Bem, o plot deste epi é que a invasão alien já começou, que eles já estão entre nós. E que para controlar e identificar as compatibilidades genéticas de cada pessoa nos EUA, o Governo está usando o Censo. Logo no início temos então o cara que trabalha como recenseador e de repente tenta invadir a Casa Branca para entregar um CD com informações importantes para o presidente e acaba morto. (Como se o presidente não estivesse por dentro do assunto...aff). No CD estão escritas as três palavras preferidas de CC: Fight The Future.

No Bureau, as coisas vão mal para Mulder. Kersh deixa claro para Skinner e Dogget que negará o pedido de Scully de readmissão de Mulder aos Arquivos X, pois com o Doggão na equipe, ele e Scully fizeram muito mais apreensões do que ela com Mulder em sete anos. Claro que é tudo pressão para que Mulder desista e não volte a pisar naquele porão. O xerifão, que já se mostrou bem íntegro tenta contornar a situação, mas além de não conseguir, Kersh ameaça encerrar os Arquivos X, caso ele não obedeça.

Notem a reação sutil de Mulder ao saber sobre o novo parceiro de sua parceira: Agente quem??!
hahahahahahaha. Ele pega bronca do cara antes de conhecê-lo, se isso não é ciúmes não sei o que é. O pior é que não sei se é mais ciúmes da Scully ou dos Arquivos X. Mas de repente ele sente uma grande vontade de voltar ao trabalho e aprontar das suas...rsrs

Absalom, líder de um culto de óvnis que pregava que uma invasão alienígena iria ocorrer, foge da prisão, pois toma conhecimento da morte do cara do recenseamento (que fazia parte de seu culto, conforme Mulder descobre) e vai direto atrás do Doggão.

Uma lição para você que está pensando em trabalhar nos Arquivos X um dia: sua casa nunca mais será somente sua. Quando você menos esperar, vai ter um cidadão na sua sala lhe apontando uma arma, sentado no escurinho para papear ou simplesmente para lhe dar um recado. Não importa quantas fechaduras você tenha, nem o quão seguro é o seu condomínio. Fato.

O caso é que Absalom alega que eles têm que chegar aos dados do recenseamento, pois lá estão todas as provas de que os aliens já estão entre nós, que a invasão já começou. O cara acaba morto pela polícia sem conseguir alcançar o que queria.

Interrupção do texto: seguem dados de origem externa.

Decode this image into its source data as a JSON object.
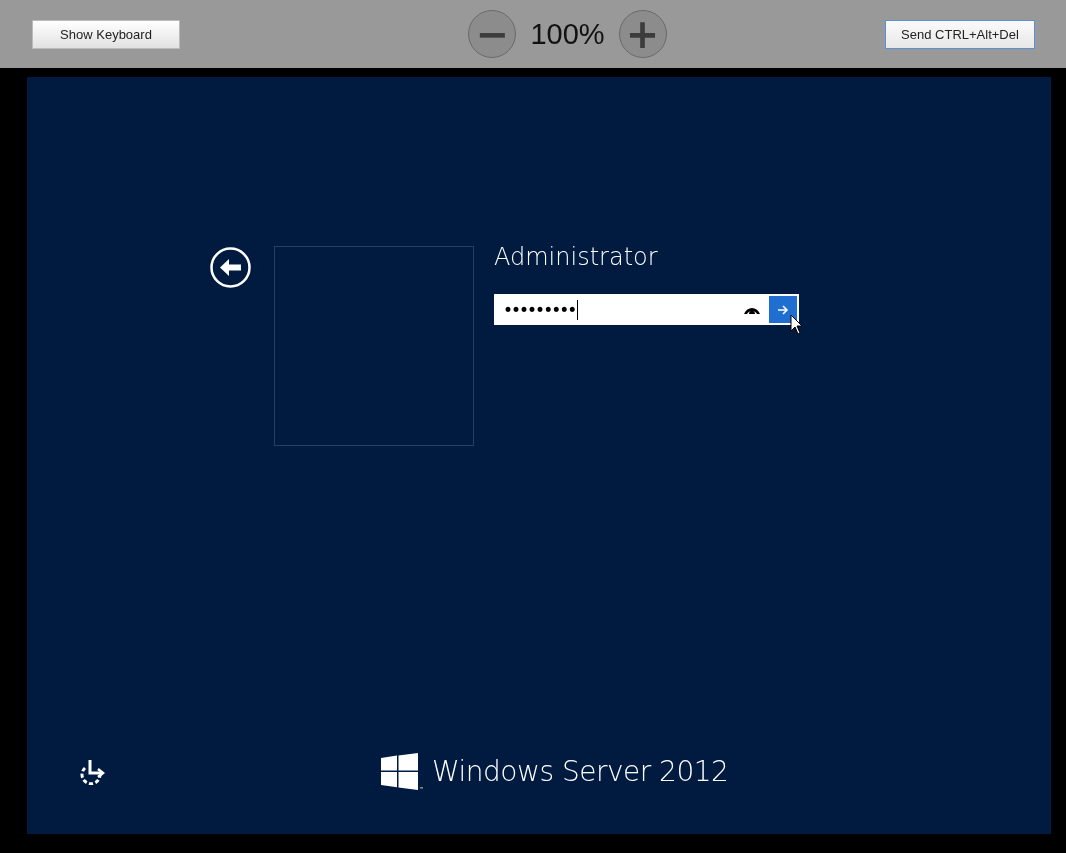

E o que dizer sobre o primeiro contato entre Mulder e Dogget? Parece a sexta-série C e Skinner é o professor. A gente até entende, afinal Mulder e Scully sempre combateram e foram combatidos por tipos como o agente Dogget, e Mulder não tinha muita coisa sobre ele, apenas que aquele cara tinha 'roubado' o seu lugar e no estado do querido neste episódio, o mínimo que ele ía fazer era dar-lhe um empurrão ao saber que Absalom – aquele que teria as respostas - havia morrido em sua presença. Pra complicar mais pro lado do Doggão, o Knowle (que já não era mais humano) lhe passa informações que ele acaba passando à Scully, que passa a Mulder, armando uma cilada (bino) para o último. Dogget corre para salvá-lo, e depois de muita insistência (dos pistoleiros, porque do Dogget ele simplesmente não quer ouvir um 'a') eles conseguem escapar.

A gente acaba tendo uma visão diferente de Mulder neste episódio. Não que ele realmente não esteja sendo chato, infantil e arrogante, mas estamos acostumados a vê-lo sob outra perspectiva que transforma esses defeitos em meros traços de uma personalidade forte e obstinada, como Scully e Skinner o veem. Nesse novo ponto de vista, talvez o vejamos como outros agentes o percebem. Ou seja, sem compreendê-lo. Como ele está mantendo até mesmo sua credencial humana um tanto afastada, fica difícil.

Cena fofa (sim existe): Mulder sendo recepcionado por Frohike no apê da Scully. E Langly jogando uma indireta básica sobre a participação de Mulder na gravidez da parceira. Decifrem a cara dele e os olhares entre ele e Scully. Será que ele não imaginava ser o pai ainda? Ou será que ele estava tentando adivinhar se ela havia contado algo aos pistoleiros que só eles dois deveriam saber? [/Fê Monteiro]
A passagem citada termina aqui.